EFEBruxelas

A Comissão Europeia (CE) afirmou esta quinta-feira que as ajudas do futuro fundo de recuperação não vão estar sujeitas a condições semelhantes às impostas nos resgates financeiros, embora os Estados terão que as usar para reformas e investimentos em linha com as recomendações de Bruxelas.

"Isto não é um programa de ajuste com um nome diferente. É uma nova ferramenta, que é voluntária e está baseada nas prioridades nacionais estabelecidas", disse o comissário europeu de Economia, Paolo Gentiloni, em conferência de imprensa.

Os Estados, no entanto, para receber o dinheiro, deverão apresentar planos de reformas estruturais e investimentos que respeitem as recomendações que a Comissão faz anualmente e estejam em linha com as prioridades políticas europeias, assim como cumprir com o calendário e metas acordadas pela Comissão para a sua implementação.

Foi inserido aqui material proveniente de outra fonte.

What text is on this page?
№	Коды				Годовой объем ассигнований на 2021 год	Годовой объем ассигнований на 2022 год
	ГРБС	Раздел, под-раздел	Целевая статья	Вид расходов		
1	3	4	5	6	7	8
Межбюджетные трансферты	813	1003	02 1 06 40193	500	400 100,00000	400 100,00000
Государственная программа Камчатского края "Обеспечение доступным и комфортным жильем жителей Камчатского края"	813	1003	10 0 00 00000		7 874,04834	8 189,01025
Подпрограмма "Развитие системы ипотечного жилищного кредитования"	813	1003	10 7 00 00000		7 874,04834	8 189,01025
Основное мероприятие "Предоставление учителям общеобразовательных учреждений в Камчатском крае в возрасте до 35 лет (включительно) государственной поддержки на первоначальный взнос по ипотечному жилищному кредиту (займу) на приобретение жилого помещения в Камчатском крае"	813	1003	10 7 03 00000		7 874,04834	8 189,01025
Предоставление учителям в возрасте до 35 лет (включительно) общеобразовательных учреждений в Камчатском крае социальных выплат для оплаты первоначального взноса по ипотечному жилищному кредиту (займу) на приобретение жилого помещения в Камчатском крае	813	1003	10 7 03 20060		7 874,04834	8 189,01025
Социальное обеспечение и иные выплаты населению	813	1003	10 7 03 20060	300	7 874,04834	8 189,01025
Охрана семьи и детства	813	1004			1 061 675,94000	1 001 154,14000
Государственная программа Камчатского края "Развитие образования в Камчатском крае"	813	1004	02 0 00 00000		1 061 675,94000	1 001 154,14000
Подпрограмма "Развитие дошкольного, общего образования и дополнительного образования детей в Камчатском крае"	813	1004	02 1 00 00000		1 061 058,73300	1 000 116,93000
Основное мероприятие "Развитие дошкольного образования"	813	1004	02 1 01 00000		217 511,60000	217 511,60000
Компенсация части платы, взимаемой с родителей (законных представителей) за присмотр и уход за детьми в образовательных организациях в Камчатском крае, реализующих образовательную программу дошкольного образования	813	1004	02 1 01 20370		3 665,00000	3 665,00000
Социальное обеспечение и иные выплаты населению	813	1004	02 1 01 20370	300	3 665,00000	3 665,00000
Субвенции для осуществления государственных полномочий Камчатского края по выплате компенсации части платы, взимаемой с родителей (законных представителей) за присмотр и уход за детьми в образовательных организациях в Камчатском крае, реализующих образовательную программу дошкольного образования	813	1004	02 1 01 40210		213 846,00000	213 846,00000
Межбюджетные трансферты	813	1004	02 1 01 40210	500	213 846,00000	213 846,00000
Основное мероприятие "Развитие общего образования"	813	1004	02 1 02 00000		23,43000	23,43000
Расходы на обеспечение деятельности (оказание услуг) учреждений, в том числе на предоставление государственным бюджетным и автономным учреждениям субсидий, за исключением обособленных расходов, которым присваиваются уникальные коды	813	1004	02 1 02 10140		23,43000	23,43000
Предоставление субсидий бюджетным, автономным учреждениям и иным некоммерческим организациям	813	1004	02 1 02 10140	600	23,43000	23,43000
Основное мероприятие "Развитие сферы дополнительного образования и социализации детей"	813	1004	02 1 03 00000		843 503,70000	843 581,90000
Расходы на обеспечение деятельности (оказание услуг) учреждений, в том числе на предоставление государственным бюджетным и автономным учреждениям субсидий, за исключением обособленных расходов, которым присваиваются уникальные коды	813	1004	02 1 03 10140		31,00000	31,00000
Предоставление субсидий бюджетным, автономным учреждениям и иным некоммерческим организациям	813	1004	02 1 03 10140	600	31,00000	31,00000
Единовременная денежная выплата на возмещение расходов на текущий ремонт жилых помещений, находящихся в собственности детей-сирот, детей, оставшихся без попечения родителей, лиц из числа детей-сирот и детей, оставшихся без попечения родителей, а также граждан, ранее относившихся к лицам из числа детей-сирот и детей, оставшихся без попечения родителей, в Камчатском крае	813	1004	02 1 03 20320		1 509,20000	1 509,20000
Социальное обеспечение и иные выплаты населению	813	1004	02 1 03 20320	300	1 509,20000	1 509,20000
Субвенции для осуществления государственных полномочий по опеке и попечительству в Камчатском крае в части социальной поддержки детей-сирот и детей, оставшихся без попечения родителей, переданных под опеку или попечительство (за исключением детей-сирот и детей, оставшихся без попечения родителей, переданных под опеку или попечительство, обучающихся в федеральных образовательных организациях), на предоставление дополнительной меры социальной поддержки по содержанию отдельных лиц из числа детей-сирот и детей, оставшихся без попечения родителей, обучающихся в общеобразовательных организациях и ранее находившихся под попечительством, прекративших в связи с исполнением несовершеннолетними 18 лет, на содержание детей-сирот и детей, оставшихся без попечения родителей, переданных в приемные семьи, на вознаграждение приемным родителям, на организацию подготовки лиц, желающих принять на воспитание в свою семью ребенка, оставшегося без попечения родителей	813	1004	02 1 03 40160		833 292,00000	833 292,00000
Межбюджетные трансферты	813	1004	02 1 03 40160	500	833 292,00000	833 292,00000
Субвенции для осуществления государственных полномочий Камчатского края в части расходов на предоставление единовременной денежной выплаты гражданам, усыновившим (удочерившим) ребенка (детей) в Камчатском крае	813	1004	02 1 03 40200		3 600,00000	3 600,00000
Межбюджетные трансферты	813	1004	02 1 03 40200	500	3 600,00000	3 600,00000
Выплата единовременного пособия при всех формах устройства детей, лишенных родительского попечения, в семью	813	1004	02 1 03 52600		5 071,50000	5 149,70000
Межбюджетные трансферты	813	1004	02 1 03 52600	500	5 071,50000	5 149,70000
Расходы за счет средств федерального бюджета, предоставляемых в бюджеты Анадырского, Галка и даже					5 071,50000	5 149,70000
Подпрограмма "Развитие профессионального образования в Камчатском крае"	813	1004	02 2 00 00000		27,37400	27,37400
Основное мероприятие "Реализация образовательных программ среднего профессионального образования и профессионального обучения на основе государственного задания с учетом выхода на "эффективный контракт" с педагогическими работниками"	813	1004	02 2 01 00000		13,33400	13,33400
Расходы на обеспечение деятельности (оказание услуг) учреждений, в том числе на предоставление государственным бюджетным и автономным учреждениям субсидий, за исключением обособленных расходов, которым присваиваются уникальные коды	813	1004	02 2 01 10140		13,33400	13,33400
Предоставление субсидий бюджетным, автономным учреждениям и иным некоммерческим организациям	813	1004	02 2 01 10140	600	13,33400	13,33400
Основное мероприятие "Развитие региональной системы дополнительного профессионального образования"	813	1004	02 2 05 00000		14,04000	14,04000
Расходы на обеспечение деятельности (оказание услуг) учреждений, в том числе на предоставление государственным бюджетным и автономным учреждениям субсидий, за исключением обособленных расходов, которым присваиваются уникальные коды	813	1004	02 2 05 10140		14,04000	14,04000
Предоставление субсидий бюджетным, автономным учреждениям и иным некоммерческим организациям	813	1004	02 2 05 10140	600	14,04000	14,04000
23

"Não se trata de condicionalidade e intrusão de Bruxelas (…) mas claro que a concessão de subvenções está ligada à implementação bem sucedida das políticas", disse o comissário italiano, salientando que o fundo é diferente das ferramentas usadas durante a passada crise financeira.

Gentiloni apresentou junto ao vice-presidente comunitário Valdis Dombrvoskis os pormenores do novo "Instrumento para a Recuperação e Resiliência", a peça central do fundo de recuperação de 750.000 milhões de euros anunciado ontem por Bruxelas para fazer frente à pandemia da COVID-19.

Este irá contar com 560.000 milhões de euros, 310.000 milhões dos quais serão desembolsados sob a forma de subvenções a fundo perdido e 250.000 milhões sob a forma de empréstimos.

O executivo comunitário pretende que 60% das subvenções sejam autorizadas antes de 2022 e o restante até ao final de 2024, enquanto os empréstimos devem ser solicitados antes do final de 2024, altura em que o fundo deixará de estar operacional.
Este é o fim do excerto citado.